The Sports Gambling Arms Race

With every bet there’s a winner and a loser … right?

Sports books are betting hard on acquiring customers in the Phoenix market and the competition is nearly as good, if not better than what you’re seeing on the playing field.

The big players like FanDuel, MGM, DraftKings, and Caesars are all vying for relationships with teams and more importantly, customers. They are literally investing millions of dollars in our market for advertising and sponsorship in order to woo Arizona sports fans to align with their services.

As a consumer, and I’m guessing my age puts me a bit more on the fringe of their target demographic group (M18-34), I’m literally inundated with ads when I watch a game, check my Twitter feed, listen to sports talk radio, or drive more than ⅛ of a mile on the freeway.

It’s an arm’s race … an all out effort to acquire as many customers as possible with mind boggling incentives that make the first time user a sure winner.

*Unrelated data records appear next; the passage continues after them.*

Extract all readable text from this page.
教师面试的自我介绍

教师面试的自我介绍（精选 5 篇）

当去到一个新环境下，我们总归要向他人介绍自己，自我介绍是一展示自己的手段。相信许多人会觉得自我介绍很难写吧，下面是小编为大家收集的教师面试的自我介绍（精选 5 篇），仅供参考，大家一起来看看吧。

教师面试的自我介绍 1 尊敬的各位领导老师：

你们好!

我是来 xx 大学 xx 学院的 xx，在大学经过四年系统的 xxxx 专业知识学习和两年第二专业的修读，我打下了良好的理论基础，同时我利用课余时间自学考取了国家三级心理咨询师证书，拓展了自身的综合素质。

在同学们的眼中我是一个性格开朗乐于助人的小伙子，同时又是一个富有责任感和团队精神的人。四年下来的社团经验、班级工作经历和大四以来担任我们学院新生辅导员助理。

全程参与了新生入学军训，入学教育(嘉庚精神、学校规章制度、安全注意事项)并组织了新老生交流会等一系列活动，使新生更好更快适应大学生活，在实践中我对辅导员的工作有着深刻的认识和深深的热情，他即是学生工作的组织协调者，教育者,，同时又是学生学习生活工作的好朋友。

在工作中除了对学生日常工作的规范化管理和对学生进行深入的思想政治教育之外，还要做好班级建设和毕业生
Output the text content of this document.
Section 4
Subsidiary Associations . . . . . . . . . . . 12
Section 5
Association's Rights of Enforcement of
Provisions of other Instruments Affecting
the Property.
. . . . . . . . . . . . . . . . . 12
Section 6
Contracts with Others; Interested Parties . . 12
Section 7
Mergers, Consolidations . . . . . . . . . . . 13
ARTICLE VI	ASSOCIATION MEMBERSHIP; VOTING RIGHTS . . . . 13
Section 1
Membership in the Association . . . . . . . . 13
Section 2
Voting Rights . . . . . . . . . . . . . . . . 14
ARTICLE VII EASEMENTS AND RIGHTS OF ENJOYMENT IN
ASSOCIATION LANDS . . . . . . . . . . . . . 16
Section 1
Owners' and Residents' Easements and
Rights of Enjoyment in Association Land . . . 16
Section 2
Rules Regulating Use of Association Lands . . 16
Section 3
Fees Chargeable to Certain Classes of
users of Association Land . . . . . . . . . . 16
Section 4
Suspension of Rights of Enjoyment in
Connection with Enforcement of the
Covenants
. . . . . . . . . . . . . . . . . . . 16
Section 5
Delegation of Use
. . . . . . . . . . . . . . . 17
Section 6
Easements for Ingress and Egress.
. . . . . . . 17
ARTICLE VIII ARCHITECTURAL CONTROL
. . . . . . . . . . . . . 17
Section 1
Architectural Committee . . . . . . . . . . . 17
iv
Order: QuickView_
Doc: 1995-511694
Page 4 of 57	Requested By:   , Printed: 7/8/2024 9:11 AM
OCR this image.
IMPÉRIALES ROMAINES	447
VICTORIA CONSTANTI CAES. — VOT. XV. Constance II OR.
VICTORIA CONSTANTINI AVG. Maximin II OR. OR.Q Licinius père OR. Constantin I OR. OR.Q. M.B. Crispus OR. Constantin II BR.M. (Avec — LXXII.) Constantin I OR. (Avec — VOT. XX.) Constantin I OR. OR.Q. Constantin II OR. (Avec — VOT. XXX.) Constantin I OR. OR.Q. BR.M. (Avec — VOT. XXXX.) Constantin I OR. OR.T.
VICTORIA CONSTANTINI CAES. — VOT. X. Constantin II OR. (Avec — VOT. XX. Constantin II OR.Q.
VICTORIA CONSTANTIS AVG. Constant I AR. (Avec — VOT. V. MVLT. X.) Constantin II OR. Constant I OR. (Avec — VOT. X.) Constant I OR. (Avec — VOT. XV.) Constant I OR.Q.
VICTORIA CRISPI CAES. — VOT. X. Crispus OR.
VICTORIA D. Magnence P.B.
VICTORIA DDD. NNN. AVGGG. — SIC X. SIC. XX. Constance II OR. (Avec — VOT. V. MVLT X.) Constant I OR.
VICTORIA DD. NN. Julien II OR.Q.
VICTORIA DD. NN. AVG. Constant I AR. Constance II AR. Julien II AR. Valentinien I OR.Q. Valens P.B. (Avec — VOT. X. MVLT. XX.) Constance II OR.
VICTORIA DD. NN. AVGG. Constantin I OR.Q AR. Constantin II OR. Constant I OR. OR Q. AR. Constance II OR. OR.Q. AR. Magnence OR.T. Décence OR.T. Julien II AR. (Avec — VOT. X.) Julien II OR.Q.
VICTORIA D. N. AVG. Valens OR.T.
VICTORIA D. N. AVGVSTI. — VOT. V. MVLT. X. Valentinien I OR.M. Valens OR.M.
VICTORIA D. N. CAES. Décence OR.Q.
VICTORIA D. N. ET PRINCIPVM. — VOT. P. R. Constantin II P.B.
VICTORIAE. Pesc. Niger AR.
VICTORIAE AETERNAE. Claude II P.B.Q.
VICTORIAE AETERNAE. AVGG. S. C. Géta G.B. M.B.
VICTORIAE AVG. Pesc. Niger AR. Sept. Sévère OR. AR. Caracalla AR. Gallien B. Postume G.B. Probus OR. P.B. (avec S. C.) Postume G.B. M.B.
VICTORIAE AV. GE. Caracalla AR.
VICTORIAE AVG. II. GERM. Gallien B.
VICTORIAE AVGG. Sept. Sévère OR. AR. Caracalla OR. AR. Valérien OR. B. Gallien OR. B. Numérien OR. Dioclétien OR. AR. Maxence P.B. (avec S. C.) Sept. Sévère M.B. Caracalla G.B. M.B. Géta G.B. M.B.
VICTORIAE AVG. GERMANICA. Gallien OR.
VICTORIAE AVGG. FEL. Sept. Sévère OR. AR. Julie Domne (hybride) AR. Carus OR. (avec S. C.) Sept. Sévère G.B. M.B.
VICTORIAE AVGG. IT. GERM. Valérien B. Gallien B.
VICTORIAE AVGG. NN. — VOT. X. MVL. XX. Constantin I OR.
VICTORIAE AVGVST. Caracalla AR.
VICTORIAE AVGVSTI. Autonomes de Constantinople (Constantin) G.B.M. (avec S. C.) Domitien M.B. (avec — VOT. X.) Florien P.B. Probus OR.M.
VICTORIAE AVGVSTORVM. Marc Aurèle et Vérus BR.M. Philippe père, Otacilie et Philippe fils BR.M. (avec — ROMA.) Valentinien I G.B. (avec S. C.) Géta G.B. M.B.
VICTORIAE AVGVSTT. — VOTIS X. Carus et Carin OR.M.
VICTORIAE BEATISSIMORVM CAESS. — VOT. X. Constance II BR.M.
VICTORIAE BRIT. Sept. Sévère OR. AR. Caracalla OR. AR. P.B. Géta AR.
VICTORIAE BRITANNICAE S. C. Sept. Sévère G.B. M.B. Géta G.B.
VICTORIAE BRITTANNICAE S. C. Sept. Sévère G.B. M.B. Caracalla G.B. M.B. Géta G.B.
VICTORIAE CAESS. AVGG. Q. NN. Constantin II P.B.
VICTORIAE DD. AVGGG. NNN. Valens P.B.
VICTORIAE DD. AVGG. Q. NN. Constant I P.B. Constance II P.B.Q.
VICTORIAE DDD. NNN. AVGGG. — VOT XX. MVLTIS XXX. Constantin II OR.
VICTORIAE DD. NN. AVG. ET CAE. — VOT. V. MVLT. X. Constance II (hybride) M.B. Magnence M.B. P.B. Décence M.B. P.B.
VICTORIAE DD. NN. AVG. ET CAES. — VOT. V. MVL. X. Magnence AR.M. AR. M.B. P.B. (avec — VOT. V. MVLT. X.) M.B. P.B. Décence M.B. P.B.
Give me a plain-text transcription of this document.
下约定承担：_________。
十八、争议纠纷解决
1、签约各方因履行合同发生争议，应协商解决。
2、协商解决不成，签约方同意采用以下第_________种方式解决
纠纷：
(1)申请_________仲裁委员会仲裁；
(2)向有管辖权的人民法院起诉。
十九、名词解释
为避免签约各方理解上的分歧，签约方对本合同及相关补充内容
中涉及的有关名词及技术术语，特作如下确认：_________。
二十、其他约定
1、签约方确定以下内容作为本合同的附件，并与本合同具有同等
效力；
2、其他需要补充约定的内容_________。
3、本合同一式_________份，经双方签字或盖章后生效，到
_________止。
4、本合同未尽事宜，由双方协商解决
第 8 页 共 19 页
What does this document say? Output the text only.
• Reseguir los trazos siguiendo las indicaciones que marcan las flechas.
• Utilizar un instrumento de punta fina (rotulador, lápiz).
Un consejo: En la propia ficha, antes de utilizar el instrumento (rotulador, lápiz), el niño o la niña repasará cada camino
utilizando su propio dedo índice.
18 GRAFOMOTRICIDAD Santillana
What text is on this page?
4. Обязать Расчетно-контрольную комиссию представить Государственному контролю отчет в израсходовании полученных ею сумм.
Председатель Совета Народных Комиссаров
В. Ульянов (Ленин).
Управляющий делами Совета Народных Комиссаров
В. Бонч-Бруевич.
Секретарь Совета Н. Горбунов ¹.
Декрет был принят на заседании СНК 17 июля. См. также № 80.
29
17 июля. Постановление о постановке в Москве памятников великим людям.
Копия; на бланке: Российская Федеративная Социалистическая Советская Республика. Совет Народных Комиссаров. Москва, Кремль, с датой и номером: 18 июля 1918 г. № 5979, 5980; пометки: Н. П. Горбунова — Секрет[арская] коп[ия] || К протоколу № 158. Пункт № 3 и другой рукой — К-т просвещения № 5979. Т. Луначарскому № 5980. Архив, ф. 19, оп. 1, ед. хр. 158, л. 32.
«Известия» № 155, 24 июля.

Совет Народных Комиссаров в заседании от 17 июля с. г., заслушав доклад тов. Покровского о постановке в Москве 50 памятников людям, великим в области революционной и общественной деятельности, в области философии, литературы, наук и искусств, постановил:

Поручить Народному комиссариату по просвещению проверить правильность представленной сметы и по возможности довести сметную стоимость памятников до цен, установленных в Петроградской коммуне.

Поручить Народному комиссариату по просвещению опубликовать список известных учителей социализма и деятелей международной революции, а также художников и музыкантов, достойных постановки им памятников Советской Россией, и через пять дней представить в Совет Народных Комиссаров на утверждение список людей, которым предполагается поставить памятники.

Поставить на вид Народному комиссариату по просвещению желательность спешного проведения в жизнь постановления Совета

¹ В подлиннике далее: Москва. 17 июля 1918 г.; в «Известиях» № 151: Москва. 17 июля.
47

Why? Well, it’s a loss leader. I’ll let you win this time, knowing that over time you’ll eventually lose more than you win.

Unless, of course, you’re a man between the ages of 18–34 … they never lose at anything. Just ask them.

So, who’s winning? Well, it’s hard to say without access to their individual acquisition and betting metrics. From a marketer’s perspective, it appears to me that FanDuel has a more appealing execution with stronger partnerships, better creative, and a more integrated approach to their campaign.

To be clear, there’s nothing scientific about that assertion beyond my debatably expert opinion and an informal poll of a handful of my peers and students in my sports marketing class at ASU.

DraftKings seems to be more established than other players … their longevity and familiarity have them with what I think is an advantage from a user experience standpoint. Oddly, they’ve made less noise on the acquisition side of things, but perhaps that’s because they already have relationships with first adapting gamblers who are familiar with their fantasy platform.

I can’t say much about the other players. Candidly, I think they represent established gaming entities that are looking to carve out a share of the pie. Again, I do not have access to their books, but I don’t see MGM or Caesars as paupers in the gaming space. I will wonder out loud if or how legal sports betting will impact an activity that has largely been relegated to Las Vegas. Again, I’m not losing sleep for them nor do I think anyone needs to call a bankruptcy lawyer quite yet.

All that being said, like many of the changes we are seeing these days, I worry about how it will affect the games I love. Particularly the college space that already has a few changes going on already. Like many pundits, I don’t think it will destroy the game or degrade our society. I do see it as a new and lucrative revenue stream that will help perpetuate the enormous amounts of money that sports already has apportioned for itself.